After crossing into China from Laos, it was soon obvious that bicycle culture in China revolves around cargo bikes.
And boy, can they overload them! How they managed to get all of that stuff on top in the first place is beyond us…
These aren’t the sleek, well maintained Dutch cargo bikes with the box in front. They’re rusted three-wheelers that were designed and built to transport goods. They’re bomb-proof.
Women love cargo bikes because they’re relatively light and easy to maneuver. They can lift them over sidewalk curbs, whereas motorcycle cargo bikes are too heavy to do that with. Quite a few of them push their three-wheelers from place to place but some do manage to pedal their fully-loaded bikes.
Need to sell snacks? Or even clothes? In China, they’ve got that figured out! How about setting up a business making keys? Just place the necessary equipment in your cargo bike plus take along a chair and you’re ready to set up shop. Whole markets are full of cargo bike stalls selling vegetables, meat, and even flowers.

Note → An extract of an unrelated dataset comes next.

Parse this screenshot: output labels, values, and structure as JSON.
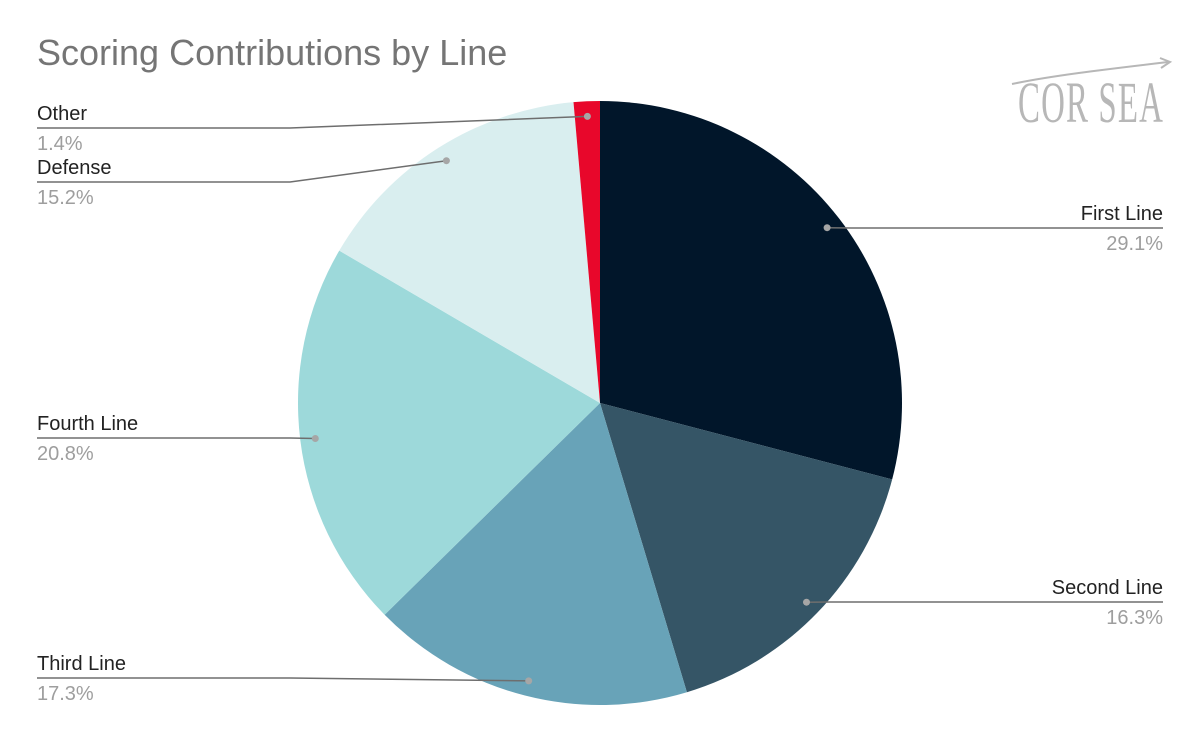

Around markets, you’ll see groups of men hanging around or even sitting in their cargo bike boxes. They’re waiting for customers who’ve bought stuff and need it transported home.
When someone cycled past carrying a mountain of junk, the stuff usually turned to be cardboard, metal or styrofoam. They were bringing it back to the recycling bank. How they managed to tie all it on to their bikes in the first place was beyond us.
Chinese cities employ a veritable army of street cleaners on cargo bikes. They ride the streets and bike paths, stopping to empty garbage bins plus sweep curbs and sidewalks.
Compared to most of the countries we’ve been to around the world, the bicycle infrastructure here is great! We rode through a number of cities almost entirely on bicycle paths. The biggest danger was from the electric scooters that shared the paths. We’d look in our mirrors and see nothing in back of us. Seconds later a silent electric scooter was right behind, honking to get around. That was a bit disconcerting.
Strangely enough, we didn’t come across many locals who used their two-wheelers to get around town. (Note: here we’re comparing China to the Netherlands and not America.) This could rapidly change. In 2012 we first visited Guilin and two years later we were back again. In that space of time, the city had started a ‘docked’ bike share program which turned out to be very popular. We spotted people riding the orange rental bikes all over town.